Another test will be whether, even though it can’t recommend changes in the borrowing rules, Elphicke does at least review the evidence for what relaxed rules could achieve and the scope for minor changes. After all, the government itself has offered minor concessions in the scheme it announced in the Autumn Statement which might release an extra £300 million of borrowing.
The Elphicke Review will only have credibility with local authorities if it avoids the blame game and the temptation to recommend further sales of the family silver. It’s right for Elphicke to look at ways in which councils can raise their game in encouraging development, but if it criticises poor performers it should also be clear that councils only carry a small part of the responsibility for the failure to build enough houses. It should look critically at the changes to the planning system which Pickles has imposed, including the ending of regional housing targets, rather than simply repeating and endorsing his endless criticism of recalcitrant councils. Its remit doesn’t extend to the role of developers themselves, but it can at least point to some of the endemic problems that see their share prices and profits going up while their output only increases with painful sluggishness.
Above all, Elphicke should point out that is deeply cynical of government to criticise local planning authorities for not planning for sufficient housing when it lacks an adequate housing strategy itself. The one the coalition published in November 2011, Laying the Foundations, was little more than a ragbag of recycled policies, not a strategy with targets and the means to achieve them.
Curiously, insofar as Laying the Foundations mentioned a figure of how many houses we need to build, it used the DCLG’s then official projections of increases in numbers of households, by 232,000 households per year to 2033. This would exceed Labour’s 200,000 target, and be within spitting distance of the 250,000 per year target often mentioned as being required. The problem is that private housebuilders have, since 1980, only built an average of 125,000 dwellings annually and on only four occasions did they exceed 150,000. Even if we suppose their output might be pushed up to 160,000, this still leaves a lot to be built by social landlords and clearly won’t be achieved with anything like current funding arrangements which struggle to deliver over 50,000 homes.

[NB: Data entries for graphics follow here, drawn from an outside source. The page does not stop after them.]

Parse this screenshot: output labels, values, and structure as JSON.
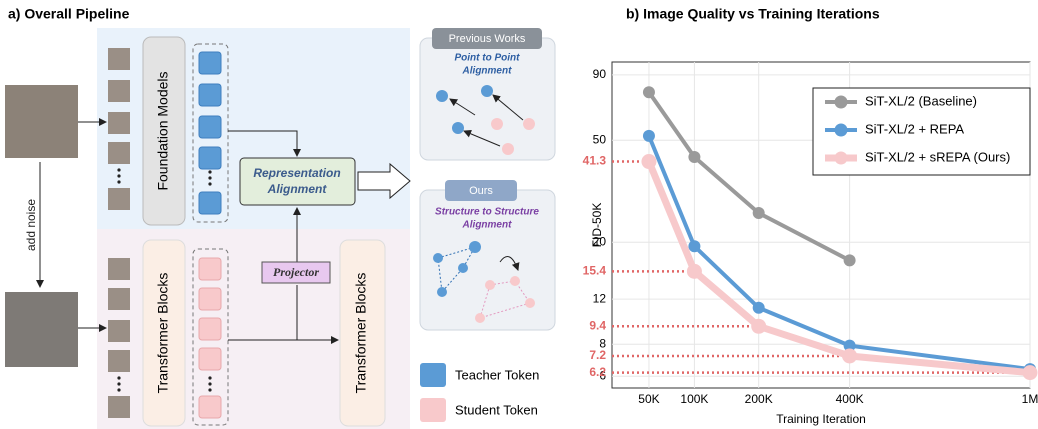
{
  "diagram": {
    "title": "a) Overall Pipeline",
    "add_noise": "add noise",
    "foundation_models": "Foundation Models",
    "transformer_blocks_left": "Transformer Blocks",
    "transformer_blocks_right": "Transformer Blocks",
    "representation_alignment": [
      "Representation",
      "Alignment"
    ],
    "projector": "Projector",
    "previous_works": {
      "header": "Previous Works",
      "subtitle": [
        "Point to Point",
        "Alignment"
      ]
    },
    "ours": {
      "header": "Ours",
      "subtitle": [
        "Structure to Structure",
        "Alignment"
      ]
    },
    "legend": {
      "teacher": "Teacher Token",
      "student": "Student Token"
    }
  },
  "chart_data": {
    "type": "line",
    "title": "b) Image Quality vs Training Iterations",
    "x_label": "Training Iteration",
    "y_label": "FID-50K",
    "x": [
      50000,
      100000,
      200000,
      400000,
      1000000
    ],
    "xscale": "sqrt",
    "yscale": "log",
    "xlim": [
      22000,
      1000000
    ],
    "ylim": [
      5.4,
      101
    ],
    "xticks": [
      {
        "value": 50000,
        "label": "50K"
      },
      {
        "value": 100000,
        "label": "100K"
      },
      {
        "value": 200000,
        "label": "200K"
      },
      {
        "value": 400000,
        "label": "400K"
      },
      {
        "value": 1000000,
        "label": "1M"
      }
    ],
    "yticks": [
      6,
      8,
      12,
      20,
      50,
      90
    ],
    "grid": true,
    "legend": "upper right",
    "annotation_color": "#e06666",
    "series": [
      {
        "name": "SiT-XL/2 (Baseline)",
        "color": "#9a9a9a",
        "values": [
          77,
          43,
          26,
          17,
          null
        ]
      },
      {
        "name": "SiT-XL/2 + REPA",
        "color": "#5b9bd5",
        "values": [
          52,
          19.3,
          11.1,
          7.9,
          6.4
        ]
      },
      {
        "name": "SiT-XL/2 + sREPA (Ours)",
        "color": "#f7c9cb",
        "values": [
          41.3,
          15.4,
          9.4,
          7.2,
          6.2
        ],
        "annotated": true
      }
    ]
  }
}
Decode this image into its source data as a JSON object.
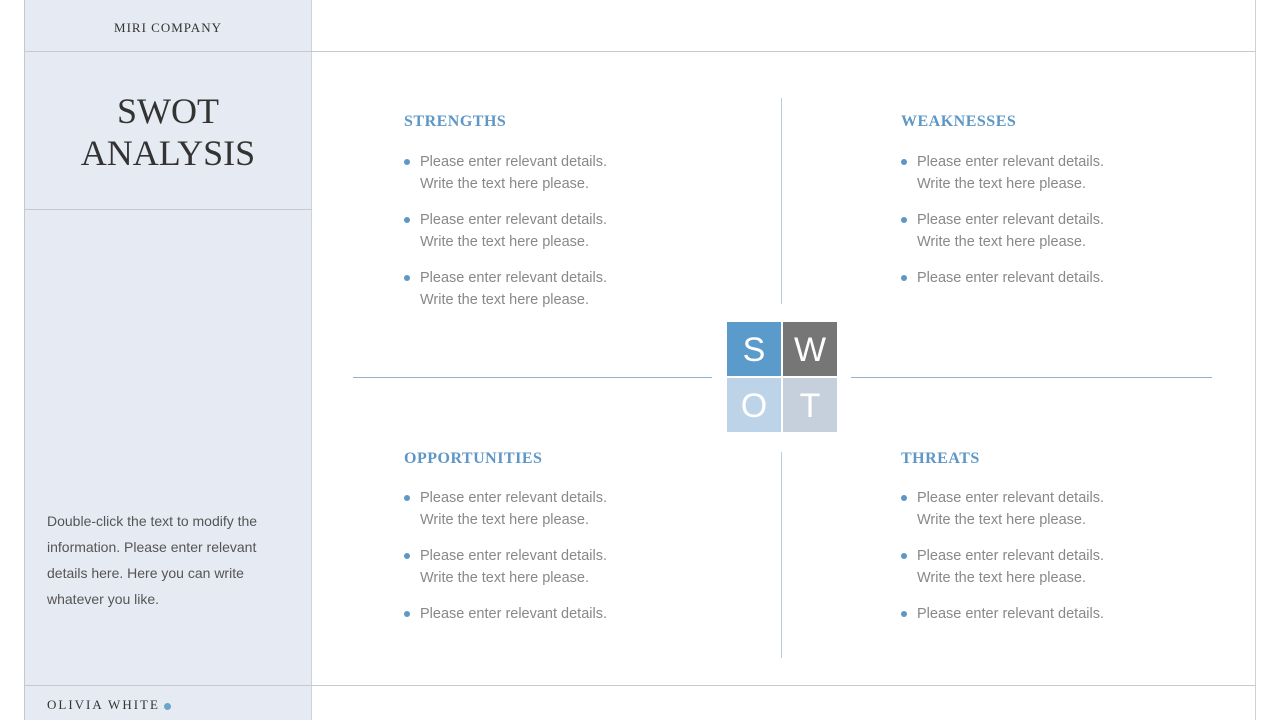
{
  "sidebar": {
    "company": "MIRI COMPANY",
    "title_line1": "SWOT",
    "title_line2": "ANALYSIS",
    "description": "Double-click the text to modify the information. Please enter relevant details here. Here you can write whatever you like.",
    "author": "OLIVIA WHITE"
  },
  "swot_letters": {
    "s": "S",
    "w": "W",
    "o": "O",
    "t": "T"
  },
  "colors": {
    "s": "#5b9bcb",
    "w": "#767676",
    "o": "#bdd3e8",
    "t": "#c5d0dc",
    "heading": "#5e96c6"
  },
  "quadrants": {
    "strengths": {
      "title": "STRENGTHS",
      "items": [
        "Please enter relevant details. Write the text here please.",
        "Please enter relevant details. Write the text here please.",
        "Please enter relevant details. Write the text here please."
      ]
    },
    "weaknesses": {
      "title": "WEAKNESSES",
      "items": [
        "Please enter relevant details. Write the text here please.",
        "Please enter relevant details. Write the text here please.",
        "Please enter relevant details."
      ]
    },
    "opportunities": {
      "title": "OPPORTUNITIES",
      "items": [
        "Please enter relevant details. Write the text here please.",
        "Please enter relevant details. Write the text here please.",
        "Please enter relevant details."
      ]
    },
    "threats": {
      "title": "THREATS",
      "items": [
        "Please enter relevant details. Write the text here please.",
        "Please enter relevant details. Write the text here please.",
        "Please enter relevant details."
      ]
    }
  }
}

Elphicke should say that a step change in output can only be achieved with a clear plan, that sets targets and plausible means of achieving them, allocates responsibilities and finance, gets buy-in from the different parts of the industry and is properly monitored. This goes against the grain of how the coalition conducts housing policy, but unless and until someone does it the “deep, deep structural problems” that Mark Carney says afflict the British housing market will remain unsolved.